きっと、この作品を手にするのは谷口ジローの熱烈なファンなので作品の内容については省略。
見開きでほぼA3サイズとなる大型本だ。
過去の名作に新たな命を吹き込むのにこんな方法があるのか、と驚いた。誰が企画したのかわからないが、刊行した双葉社には本当に頭が下がる。いくら双葉社と谷口ジローや関川夏央と付き合いが長いからといって、作家に対する尊敬の念がなければできることではないと思う。

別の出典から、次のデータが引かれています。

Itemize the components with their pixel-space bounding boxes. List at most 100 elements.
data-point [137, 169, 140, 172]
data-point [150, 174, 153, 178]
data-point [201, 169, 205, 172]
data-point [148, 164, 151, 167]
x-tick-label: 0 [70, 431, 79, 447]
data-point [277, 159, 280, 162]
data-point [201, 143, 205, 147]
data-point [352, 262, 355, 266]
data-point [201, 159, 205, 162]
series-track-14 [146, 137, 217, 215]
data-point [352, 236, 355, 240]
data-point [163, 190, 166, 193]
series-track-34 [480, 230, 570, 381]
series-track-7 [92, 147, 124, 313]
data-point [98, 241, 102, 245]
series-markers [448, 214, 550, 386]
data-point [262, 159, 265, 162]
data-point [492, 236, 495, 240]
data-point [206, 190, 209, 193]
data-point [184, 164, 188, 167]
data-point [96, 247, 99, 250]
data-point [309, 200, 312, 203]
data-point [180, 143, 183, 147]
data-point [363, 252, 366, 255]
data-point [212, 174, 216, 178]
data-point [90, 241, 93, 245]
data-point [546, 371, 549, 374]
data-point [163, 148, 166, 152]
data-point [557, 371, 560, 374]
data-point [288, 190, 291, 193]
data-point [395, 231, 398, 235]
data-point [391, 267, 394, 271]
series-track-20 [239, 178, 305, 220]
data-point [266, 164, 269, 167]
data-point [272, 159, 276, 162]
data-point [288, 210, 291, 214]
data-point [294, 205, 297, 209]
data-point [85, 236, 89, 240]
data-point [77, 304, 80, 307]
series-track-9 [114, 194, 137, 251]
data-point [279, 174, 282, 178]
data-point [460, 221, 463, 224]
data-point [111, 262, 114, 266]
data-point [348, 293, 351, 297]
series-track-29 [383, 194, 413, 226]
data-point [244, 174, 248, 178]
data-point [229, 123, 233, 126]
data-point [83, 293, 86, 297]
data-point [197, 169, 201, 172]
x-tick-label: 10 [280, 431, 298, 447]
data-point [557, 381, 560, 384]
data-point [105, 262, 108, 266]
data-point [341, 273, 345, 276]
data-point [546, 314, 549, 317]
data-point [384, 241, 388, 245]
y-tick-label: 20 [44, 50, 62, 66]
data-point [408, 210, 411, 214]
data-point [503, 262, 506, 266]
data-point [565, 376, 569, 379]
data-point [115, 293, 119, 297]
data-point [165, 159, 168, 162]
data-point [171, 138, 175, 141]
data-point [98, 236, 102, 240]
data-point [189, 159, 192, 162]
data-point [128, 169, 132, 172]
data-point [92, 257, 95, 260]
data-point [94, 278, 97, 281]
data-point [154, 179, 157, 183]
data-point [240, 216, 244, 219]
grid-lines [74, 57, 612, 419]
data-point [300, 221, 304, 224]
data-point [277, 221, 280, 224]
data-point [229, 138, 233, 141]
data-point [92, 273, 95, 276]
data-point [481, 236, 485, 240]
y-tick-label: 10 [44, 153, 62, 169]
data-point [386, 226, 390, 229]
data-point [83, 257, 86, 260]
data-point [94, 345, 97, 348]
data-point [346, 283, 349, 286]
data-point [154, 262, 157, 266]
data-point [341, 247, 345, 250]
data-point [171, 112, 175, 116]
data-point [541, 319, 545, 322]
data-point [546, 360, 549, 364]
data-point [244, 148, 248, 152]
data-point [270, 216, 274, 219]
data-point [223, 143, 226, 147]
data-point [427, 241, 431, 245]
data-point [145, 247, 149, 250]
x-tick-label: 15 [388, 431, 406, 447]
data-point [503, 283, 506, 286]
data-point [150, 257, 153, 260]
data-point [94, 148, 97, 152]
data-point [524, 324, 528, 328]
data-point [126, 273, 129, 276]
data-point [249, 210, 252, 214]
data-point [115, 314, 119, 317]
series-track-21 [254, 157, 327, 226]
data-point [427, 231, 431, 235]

フルカラー化にあたっては、谷口ジローが着色指定を行い「水道デジタル倉庫株式会社」という会社がCGによる彩色作業を行なっている。厳密な意味では谷口ジロー自らの手によるカラー化ではないが、あとがきを読むと彼は細かい注文を出していたようなので(当たり前だなと思う)、実質的には彼の手によるものといっていいのだろう。
谷口ジローはあとがきで、この作品がモノクロからカラーに着色されたことで、どのように物語を読まれるのかが気にかかるとし、続けてその理由を綴っているのだが、この理由には驚いた、というか考えもしなかった。しかし、そう書かれてみると確かにその通りだと思うに至った。
で、カラー化された結果をどう感じたか、をどのように書こうと考えたのだが、結局、これも谷口ジローのあとがきに書かれている文章以上のことが思い浮かばないのでそのまま引用したい。
《淡く緩急がつけられた水墨画のような彩色は思ったよりも美しく、明治という時代の雰囲気がじっくりと伝わってくるような味わいがあり、ゆったりと物語の中に融け込んでゆけそうだった。もしかしたら、もうひとつの『「坊ちゃん」の時代』がカラーリングによって新しく生まれたと言っても良いのかもしれない。》
『「坊ちゃん」の時代』は五部完結だ。二部以降もフルカラー化が企画されているかはわからないが、双葉社がこの企画をマニアックと言い切っているのであれば是非実現して欲しい。(筆者も含めた)谷口ジローのマンガを愛してやまないファンは必ず購入するはずだ。
さらに、現在とは画風の異なる作品、例えば「事件屋稼業」のような所謂劇画(ただし谷口自身そして関川夏央も劇画という言葉を使っていないが)時代の作品をフルカラー化して欲しい。濃い彩色になると思う。そして、両者を比較してみたい。